Harris entered Tuesday’s game as the Spartans’ leading scorer, averaging 16 points per game, and Valentine said with his roommate out of the lineup, other players, himself included, will have to step up.
“Gary being out, that’s 16 points gone right then and there, so we had to pick it up somehow and we did at times but we didn’t do it throughout the whole game and it kind of hurt us,” Valentine said.
“Gary started and he was a big part, he played 30 some minutes a game, so the rest of those guys who aren’t playing as many minutes, they’re going to play more minutes and I’m going to have to play more minutes and we’re just going to have to step up.”
Junior guard Keith Appling said it took the team time to adjust to life without Harris because of the numerous attributes he brings to the table.
“It was different not having him out there because I’m used to kicking Gary the ball and seeing him knocking down shots and running his lanes and getting us easy baskets in transition,” Appling said.
“So that really hurt us in the early going, but I feel like we have a good enough team to where if one guy goes down there’s another guy that can step up and help us come out with the win.”

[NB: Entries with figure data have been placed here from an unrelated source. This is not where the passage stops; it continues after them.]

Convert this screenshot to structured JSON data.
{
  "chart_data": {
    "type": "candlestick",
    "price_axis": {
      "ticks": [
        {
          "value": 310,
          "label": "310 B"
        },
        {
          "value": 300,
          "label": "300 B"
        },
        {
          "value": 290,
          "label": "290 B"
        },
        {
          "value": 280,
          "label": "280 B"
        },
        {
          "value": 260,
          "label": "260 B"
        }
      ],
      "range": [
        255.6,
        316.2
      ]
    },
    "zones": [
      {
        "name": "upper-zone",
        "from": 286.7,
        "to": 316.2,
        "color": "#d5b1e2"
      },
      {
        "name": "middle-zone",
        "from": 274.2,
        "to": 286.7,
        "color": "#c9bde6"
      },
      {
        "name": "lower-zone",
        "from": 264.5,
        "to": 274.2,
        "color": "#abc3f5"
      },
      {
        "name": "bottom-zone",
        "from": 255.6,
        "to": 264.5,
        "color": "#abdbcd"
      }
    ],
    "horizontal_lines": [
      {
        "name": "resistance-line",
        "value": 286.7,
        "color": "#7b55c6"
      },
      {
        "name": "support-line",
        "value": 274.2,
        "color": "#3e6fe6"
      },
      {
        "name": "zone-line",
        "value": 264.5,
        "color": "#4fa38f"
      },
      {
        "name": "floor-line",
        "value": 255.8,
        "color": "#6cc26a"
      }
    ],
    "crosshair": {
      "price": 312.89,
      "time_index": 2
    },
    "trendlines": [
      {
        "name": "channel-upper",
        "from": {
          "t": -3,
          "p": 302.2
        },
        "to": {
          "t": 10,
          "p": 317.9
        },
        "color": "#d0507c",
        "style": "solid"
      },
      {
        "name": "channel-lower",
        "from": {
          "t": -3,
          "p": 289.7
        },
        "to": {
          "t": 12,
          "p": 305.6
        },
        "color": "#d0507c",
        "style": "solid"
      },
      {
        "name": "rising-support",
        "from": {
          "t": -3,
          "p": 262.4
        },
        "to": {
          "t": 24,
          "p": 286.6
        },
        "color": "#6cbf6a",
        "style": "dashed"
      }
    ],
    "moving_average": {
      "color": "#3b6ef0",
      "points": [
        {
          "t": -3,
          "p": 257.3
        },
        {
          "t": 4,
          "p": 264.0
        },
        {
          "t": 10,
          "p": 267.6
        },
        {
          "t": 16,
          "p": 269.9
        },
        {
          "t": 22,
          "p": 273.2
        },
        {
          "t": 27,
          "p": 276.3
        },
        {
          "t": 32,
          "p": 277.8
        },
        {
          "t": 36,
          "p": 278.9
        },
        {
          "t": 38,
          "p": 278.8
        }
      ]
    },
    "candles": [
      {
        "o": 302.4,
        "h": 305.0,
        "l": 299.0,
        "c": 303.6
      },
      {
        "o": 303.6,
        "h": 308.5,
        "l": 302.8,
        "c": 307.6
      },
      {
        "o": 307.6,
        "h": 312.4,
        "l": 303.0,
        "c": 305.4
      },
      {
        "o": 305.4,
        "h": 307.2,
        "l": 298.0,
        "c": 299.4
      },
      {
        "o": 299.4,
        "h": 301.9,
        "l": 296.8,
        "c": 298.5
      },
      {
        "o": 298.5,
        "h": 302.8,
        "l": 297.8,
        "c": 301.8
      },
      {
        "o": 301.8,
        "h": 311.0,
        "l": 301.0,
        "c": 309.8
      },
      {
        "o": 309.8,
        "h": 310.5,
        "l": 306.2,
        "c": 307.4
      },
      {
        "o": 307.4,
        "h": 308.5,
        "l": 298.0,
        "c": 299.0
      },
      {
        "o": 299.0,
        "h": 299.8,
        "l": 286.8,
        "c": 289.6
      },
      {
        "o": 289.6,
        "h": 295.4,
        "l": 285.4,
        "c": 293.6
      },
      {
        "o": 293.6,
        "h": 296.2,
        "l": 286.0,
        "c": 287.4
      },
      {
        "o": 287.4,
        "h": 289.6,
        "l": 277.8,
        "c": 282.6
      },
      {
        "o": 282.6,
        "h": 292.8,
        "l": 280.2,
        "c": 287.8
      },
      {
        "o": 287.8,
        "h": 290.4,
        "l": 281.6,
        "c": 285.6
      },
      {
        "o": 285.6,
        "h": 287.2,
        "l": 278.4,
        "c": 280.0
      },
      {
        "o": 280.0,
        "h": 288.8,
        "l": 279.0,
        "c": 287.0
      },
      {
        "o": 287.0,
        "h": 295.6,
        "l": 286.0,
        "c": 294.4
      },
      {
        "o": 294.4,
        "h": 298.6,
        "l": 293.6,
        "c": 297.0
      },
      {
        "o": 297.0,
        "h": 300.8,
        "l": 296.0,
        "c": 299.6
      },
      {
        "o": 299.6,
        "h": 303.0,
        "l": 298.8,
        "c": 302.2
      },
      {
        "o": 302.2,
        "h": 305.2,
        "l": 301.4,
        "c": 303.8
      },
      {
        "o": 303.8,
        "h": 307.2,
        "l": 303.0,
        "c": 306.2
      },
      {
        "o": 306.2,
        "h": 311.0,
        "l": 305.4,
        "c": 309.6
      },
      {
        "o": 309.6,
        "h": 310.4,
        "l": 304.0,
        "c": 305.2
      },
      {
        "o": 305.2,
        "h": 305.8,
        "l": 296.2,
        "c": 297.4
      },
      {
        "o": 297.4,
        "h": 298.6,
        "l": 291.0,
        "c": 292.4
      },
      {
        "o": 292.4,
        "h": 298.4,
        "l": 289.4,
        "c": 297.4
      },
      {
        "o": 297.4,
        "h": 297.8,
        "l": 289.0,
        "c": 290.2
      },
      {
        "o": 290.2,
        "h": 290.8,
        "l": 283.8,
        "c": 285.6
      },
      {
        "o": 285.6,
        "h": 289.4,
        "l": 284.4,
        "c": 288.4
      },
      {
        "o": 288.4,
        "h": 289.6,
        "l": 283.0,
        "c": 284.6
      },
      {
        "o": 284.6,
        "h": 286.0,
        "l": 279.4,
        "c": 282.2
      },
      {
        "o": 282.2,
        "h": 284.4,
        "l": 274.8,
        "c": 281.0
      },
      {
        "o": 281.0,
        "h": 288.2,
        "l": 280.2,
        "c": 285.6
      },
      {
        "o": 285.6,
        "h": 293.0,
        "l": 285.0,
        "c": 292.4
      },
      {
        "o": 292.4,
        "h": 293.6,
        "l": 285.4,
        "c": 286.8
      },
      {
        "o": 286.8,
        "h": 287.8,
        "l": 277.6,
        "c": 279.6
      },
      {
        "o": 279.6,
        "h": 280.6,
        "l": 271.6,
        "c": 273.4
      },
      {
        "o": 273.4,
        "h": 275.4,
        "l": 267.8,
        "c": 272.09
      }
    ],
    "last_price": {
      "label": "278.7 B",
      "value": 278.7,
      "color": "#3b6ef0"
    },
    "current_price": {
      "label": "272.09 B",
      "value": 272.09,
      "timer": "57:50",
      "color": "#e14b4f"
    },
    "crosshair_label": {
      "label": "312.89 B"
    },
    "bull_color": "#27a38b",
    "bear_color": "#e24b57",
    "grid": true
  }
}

The Spartans struggled to find consistently high energy throughout Tuesday’s game and Izzo attributed that, in part, to the emotions that come from losing a player who has quickly become an integral member of the rotation.
Izzo said Harris’ early season accolades and praise haven’t rubbed his teammates the wrong way because they know it’s been earned through the freshman guard’s consistent hard work.
“When Gary went out I think it was a downer for everybody,” Izzo said.
“Gary is a guy that everybody loves. They don’t like him, they love him because he’s unselfish, he plays defense, passes the ball, works his tail off. Nobody’s jealous of a freshman and his success because they appreciate who he is and what he is and what he stands for.”